Há três anos, milhares de apoiadores do ex-presidente Jair Bolsonaro invadiram e depredaram os prédios dos Três Poderes em Brasília, em uma tentativa de golpe militar para impedir a posse do presidente eleito Luiz Inácio Lula da Silva. O movimento, que eclodiu logo após a divulgação dos resultados das eleições de 2022, incluiu o fechamento de rodovias, acampamentos em frente a quartéis em diversas cidades, a implantação de uma bomba próximo ao Aeroporto Internacional de Brasília na véspera do Natal e a invasão da sede da Polícia Federal na capital federal.
Em setembro do ano passado, a Primeira Turma do Supremo Tribunal Federal (STF) condenou Bolsonaro e sete aliados por 4 votos a 1, em uma ação penal relacionada à trama golpista. A decisão inédita impôs ao ex-presidente uma pena de mais de 27 anos de prisão por tentativa de golpe de Estado e abolição violenta do Estado Democrático de Direito.
A condenação repercutiu amplamente na imprensa internacional. O The New York Times destacou na página principal de sua edição online: “Corte suprema do Brasil condenou ex-presidente por tentar se agarrar ao poder após perder a eleição de 2022, incluindo um plano para assassinar o oponente”.
O The Guardian enfatizou: “Ex-presidente de extrema-direita do Brasil Jair Bolsonaro foi condenado a mais de 27 anos de prisão por planejar um golpe militar e tentar ‘aniquilar’ a democracia do país sul-americano”.
Le Monde reportou: “Ex-líder da extrema-direita considerado culpado de liderar uma ‘organização criminosa’ que conspirou para garantir a continuidade de ‘governo autoritário’, apesar de derrota em 2022. Defesa entrará com recursos, ‘inclusive em nível internacional’”.

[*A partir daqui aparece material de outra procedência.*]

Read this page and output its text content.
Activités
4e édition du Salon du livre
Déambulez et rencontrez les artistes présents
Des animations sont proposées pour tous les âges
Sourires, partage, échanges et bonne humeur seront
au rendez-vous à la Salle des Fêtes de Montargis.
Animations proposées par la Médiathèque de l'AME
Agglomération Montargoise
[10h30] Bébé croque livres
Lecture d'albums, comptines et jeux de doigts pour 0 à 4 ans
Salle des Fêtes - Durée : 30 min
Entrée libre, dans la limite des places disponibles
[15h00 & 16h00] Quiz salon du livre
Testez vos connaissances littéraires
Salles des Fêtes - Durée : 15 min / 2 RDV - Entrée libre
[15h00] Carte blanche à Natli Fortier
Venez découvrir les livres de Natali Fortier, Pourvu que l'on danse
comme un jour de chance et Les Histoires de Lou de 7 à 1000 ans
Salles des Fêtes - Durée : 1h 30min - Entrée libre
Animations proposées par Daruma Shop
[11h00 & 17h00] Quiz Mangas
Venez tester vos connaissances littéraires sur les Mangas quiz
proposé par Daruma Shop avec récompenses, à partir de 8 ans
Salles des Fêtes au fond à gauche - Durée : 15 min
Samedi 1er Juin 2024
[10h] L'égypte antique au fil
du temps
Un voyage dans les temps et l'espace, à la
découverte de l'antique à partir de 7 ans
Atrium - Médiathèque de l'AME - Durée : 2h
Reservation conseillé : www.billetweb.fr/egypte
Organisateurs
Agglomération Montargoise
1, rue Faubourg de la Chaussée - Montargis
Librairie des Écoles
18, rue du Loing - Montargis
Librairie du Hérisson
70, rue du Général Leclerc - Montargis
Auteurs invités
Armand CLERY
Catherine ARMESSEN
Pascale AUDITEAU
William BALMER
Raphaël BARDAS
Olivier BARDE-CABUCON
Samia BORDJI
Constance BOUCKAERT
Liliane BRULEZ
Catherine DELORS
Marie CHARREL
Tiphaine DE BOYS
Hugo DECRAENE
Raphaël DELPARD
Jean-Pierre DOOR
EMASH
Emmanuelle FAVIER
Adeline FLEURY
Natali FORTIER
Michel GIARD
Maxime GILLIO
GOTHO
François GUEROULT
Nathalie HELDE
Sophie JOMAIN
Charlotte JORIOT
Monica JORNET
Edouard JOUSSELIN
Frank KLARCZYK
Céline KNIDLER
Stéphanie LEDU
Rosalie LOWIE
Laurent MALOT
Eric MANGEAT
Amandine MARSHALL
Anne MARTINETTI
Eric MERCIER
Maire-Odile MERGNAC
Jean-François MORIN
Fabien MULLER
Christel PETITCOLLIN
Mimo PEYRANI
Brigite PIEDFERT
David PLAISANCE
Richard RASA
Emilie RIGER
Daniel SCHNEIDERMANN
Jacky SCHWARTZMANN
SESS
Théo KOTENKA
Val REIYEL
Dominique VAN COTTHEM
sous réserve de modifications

Outros veículos, como The Washington Post, El País, Clarín e Al Jazeera, também deram destaque à decisão. O Washington Post mencionou o plano que incluía o assassinato de Lula, enquanto o El País classificou o veredicto como um “passo transcendental contra a impunidade”. Na Argentina, o Clarín noticiou a condenação por conspiração contra a ordem democrática, e a Al Jazeera citou o voto da ministra Cármen Lúcia, que apontou evidências de que Bolsonaro agiu “com o propósito de corroer a democracia e as instituições”.